Nominal bantuan tersebut adalah 12.92.300. Sistem pencairannya adalah dua tahap. Tahap pertama 27 November dan tahap kedua 21 Desember 2012, tapi untuk tahap kedua guru-guru tersebut sampai saat ini belum menerima.
“Untuk pencairan pertama tak jadi masalah, walaupun penerimaannya kami sempat dibuat seperti bola pimpong, dibuat bingung kesana-kemari. Akhirnya kita dapat walaupun harus melalui perjuangan yang melelahkan bersama teman-teman.
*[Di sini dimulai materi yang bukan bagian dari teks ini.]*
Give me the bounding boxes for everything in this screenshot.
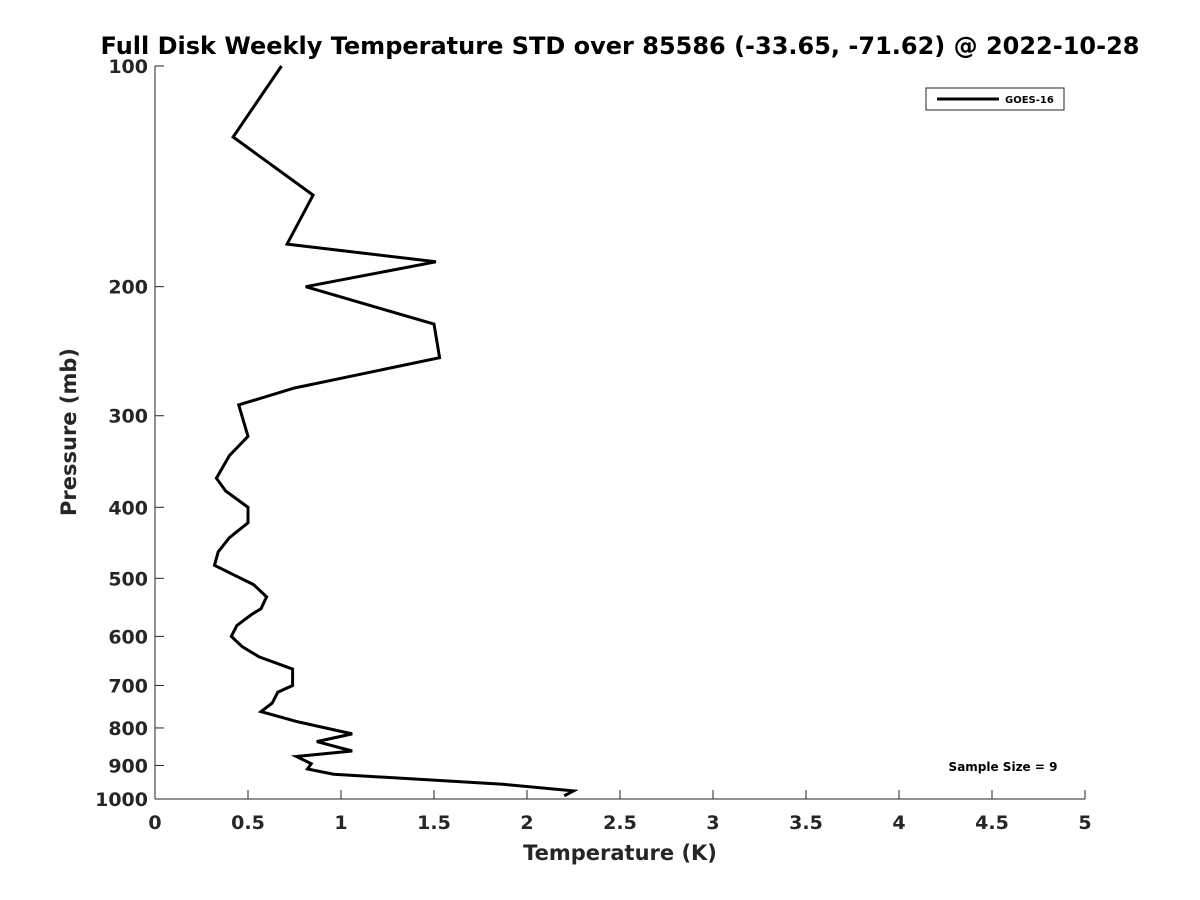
y-tick-label: 400 xyxy=(108,497,148,519)
y-tick-label: 1000 xyxy=(95,789,148,811)
legend: GOES-16 xyxy=(925,87,1065,111)
x-axis-label: Temperature (K) xyxy=(523,841,717,865)
y-tick-label: 800 xyxy=(108,718,148,740)
x-tick-label: 1 xyxy=(334,812,347,834)
x-tick-label: 3.5 xyxy=(789,812,823,834)
x-tick-label: 4.5 xyxy=(975,812,1009,834)
series-layer xyxy=(212,65,579,798)
plot-area xyxy=(155,66,1085,799)
chart-title: Full Disk Weekly Temperature STD over 85… xyxy=(101,32,1140,60)
sample-size-annotation: Sample Size = 9 xyxy=(949,760,1058,774)
y-tick-label: 900 xyxy=(108,755,148,777)
plot-axes xyxy=(154,66,1085,800)
x-tick-label: 0.5 xyxy=(231,812,265,834)
x-axis-ticks: 0 0.5 1 1.5 2 2.5 3 3.5 4 4.5 5 xyxy=(148,790,1092,834)
x-tick-label: 1.5 xyxy=(417,812,451,834)
y-tick-label: 700 xyxy=(108,675,148,697)
legend-label-goes-16: GOES-16 xyxy=(1005,95,1054,106)
y-axis-label: Pressure (mb) xyxy=(57,348,81,516)
x-tick-label: 4 xyxy=(892,812,905,834)
series-line-goes-16 xyxy=(212,65,579,798)
y-tick-label: 300 xyxy=(108,406,148,428)
y-tick-label: 100 xyxy=(108,56,148,78)
y-tick-label: 600 xyxy=(108,626,148,648)
x-tick-label: 3 xyxy=(706,812,719,834)
y-axis-ticks: 100 200 300 400 500 600 700 800 900 1000 xyxy=(95,56,164,811)
y-tick-label: 200 xyxy=(108,277,148,299)
x-tick-label: 0 xyxy=(148,812,161,834)
x-tick-label: 2 xyxy=(520,812,533,834)
x-tick-label: 5 xyxy=(1078,812,1091,834)
x-tick-label: 2.5 xyxy=(603,812,637,834)
y-tick-label: 500 xyxy=(108,568,148,590)
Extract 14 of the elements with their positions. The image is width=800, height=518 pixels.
Untuk pencairan kedua inilah, sampai hari ini (Februari, red) kita masih belum menerima bantuan tersebut,” paparnya.
Menurut Dewi, jumlah guru yang mengalami nasib seperti dirinya sekitar sembilan guru.
Menurut beberapa guru yang mengadu ke DPKS, mereka tidak tahu alas an tidak meneriam bantuan karena mereka semua mengaku aktif mengajar dan kalau tidak bisa masuk izin ke kepala sekolah. “Bahkan kadang bayi saya dibawa ke Sekolah ketika punya waktu ngajar,” ucap Dewi.
Sebelumnya, menurut Dewi, kepala sekolah memang pernah memberikan teguran kepada beberapa guru, tapi dirinya tidak termasuk. “Saya sendiri tidak pernah mendapatkan surat teguran itu kalau memang saya dianggap nakal. Malah nama saya tidak ada, padahal kalau masa tugas, saya lebih lama dari mereka karena saya bertugas sejak 2006. Sedangkan yang dapat teguran itu adalah angkatan 2009,” jelas Dewi.
Ani guru yang lain yang ikut hearing menjelaskan, diskriminasi terhadap beberapa guru PNS di tempat ia mengajar sangat kentara. “Kami semua sangat kecewa dengan sikap kepala sekolah. Bahkan, jika alasan kami tidak dapat bantuan, kepala sekolah masuknya hanya tiga kali dalam satu bulan. Alasannya dinas kek atau apalah, tetapi kalau kami pulang demi kepentingan keluarga, langsung alpa dan alpa,” tambah Ani.
DPS mengatakan akan segera menindaklanjuti laporan tersebut. “Kita akan adakan forum klarifikasi dengan kepala sekolah dan kepala Dinas Pendidikan untuk membicarakan tentang sikap kepala sekolah yang diskriminatif,” terang Ketua DPK Sumenep Kamalil Ersyad.
Untuk menyelesaikan masalah tersebut, kata Kamalil Ersyad, harus mempertemukan kepala sekolah dan kepala dinas pendidikan. “Kalau pengaduan itu memang terbukti bahwa sikap Kepsek ada diskriminasi terhadap beberapa guru yang ada di sana, saya harap segera diselesaikan. Agar tidak ada diskriminasi dalam hal apapun, apalagi masalah yang lumayan sensitif, yaitu bantuan,” tegasnya. (sym/mk).